Note that by the above, the function which is identically $-\infty$ is subharmonic"
http://en.wikipedia.org/wiki/Subharmonic_function
As hinted above this definition is more general because we may have $u\notin L^{1}_{loc}$ and so it may not satisfy the MV property eg. log(x) (otherwise the definitions are equivalent using harmonic functions decreasing to u ,which exist from the Dirichlet problem -details omitted-).
Attempts
We start with $u(x)\geq f(x)+g(x)$ for all $x\in \partial B$ for subharmonics f,g.
we want harmonic h s.t. $h(x)\geq g(x)$ and $u(x)-h(x)\geq f(x)$ for all $x\in \partial B$. Then the result follows from the subharmonicity of f,g.

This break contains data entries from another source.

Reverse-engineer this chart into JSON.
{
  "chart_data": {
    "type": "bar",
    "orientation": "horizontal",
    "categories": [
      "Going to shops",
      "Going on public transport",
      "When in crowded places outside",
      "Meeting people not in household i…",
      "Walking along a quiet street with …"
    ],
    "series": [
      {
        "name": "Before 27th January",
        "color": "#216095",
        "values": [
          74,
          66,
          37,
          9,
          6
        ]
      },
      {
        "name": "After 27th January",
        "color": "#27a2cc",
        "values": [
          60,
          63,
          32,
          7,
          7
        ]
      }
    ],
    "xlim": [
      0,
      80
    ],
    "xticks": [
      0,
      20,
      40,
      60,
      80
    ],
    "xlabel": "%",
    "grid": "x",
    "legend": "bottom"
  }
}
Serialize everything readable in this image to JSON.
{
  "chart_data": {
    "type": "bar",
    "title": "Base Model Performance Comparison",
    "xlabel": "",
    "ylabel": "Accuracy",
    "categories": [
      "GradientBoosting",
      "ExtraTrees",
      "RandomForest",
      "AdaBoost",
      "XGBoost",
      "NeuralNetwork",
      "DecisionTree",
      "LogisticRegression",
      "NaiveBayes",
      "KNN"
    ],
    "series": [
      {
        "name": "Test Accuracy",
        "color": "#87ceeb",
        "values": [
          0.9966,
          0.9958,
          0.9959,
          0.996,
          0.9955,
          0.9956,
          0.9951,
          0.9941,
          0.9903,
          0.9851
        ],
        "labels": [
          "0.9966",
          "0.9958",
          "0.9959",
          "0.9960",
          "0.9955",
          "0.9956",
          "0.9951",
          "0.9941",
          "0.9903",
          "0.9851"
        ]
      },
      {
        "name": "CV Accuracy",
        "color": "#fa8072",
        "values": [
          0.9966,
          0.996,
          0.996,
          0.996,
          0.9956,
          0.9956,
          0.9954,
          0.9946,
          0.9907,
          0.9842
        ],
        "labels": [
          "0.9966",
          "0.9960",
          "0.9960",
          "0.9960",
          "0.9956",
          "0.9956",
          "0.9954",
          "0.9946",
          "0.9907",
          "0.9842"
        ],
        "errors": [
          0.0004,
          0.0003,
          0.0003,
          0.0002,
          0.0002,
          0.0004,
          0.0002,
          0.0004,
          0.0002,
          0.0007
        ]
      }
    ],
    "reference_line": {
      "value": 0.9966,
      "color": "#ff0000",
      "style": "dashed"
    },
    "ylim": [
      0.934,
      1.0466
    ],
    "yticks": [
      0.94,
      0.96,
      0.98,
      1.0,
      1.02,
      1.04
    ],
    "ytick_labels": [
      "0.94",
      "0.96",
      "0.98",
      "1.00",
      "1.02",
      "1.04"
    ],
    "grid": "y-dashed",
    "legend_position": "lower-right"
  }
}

I will type as I think about. One idea is to modify g to get a harmonic function h.
Thanks
Remark: I think the proof by direct definition may not be the easiest.
You may find the following proof in "Counterexamples in Several complex variables" by Fornæss and Stensønes:
First, we start with $f+g\leq u$ on the boundary of $B(x,r)\subset\subset G$, where $f$ and $g$ are subharmonic on $G$, and $u$ is harmonic on some open neighbourhood of $B(x,r)$. Let $\epsilon>0$ be given.
** Then we may find continuous functions $\alpha$ and $\beta$ such that $f\leq \alpha$, $g\leq\beta$ and $\alpha+\beta=u+\epsilon$.
Now, solving the Dirichlet's problem, we may find $F$ and $G$ both harmonic such that $F$ on the boundary of the ball is $\alpha$ and correspondingly for $\beta$. By uniqueness, $F+G=u+\epsilon$.
Since $f\leq\alpha$, by hypothesis that $f$ is subharmonic, $f\leq F$ and likewise $g\leq G$ on $B(z,r)$. Hence $f+g\leq F+G=u+\epsilon$ on $B(z,r)$ and we are done since $\epsilon$ is arbitrary.
The only problem is **, which is not explained but I will try to give a proof. Since $f+g\leq u$, so $f\leq u-g<u-g+\epsilon$. So by compactness of the boundary of the ball, we may probably find $\alpha$ continuous such that $f\leq \alpha\leq u-g+\epsilon$. Hence $g\leq u-\alpha+\epsilon$ and we may choose $\beta=u-\alpha+\epsilon$, which is continuous. I am not even sure if this is correct.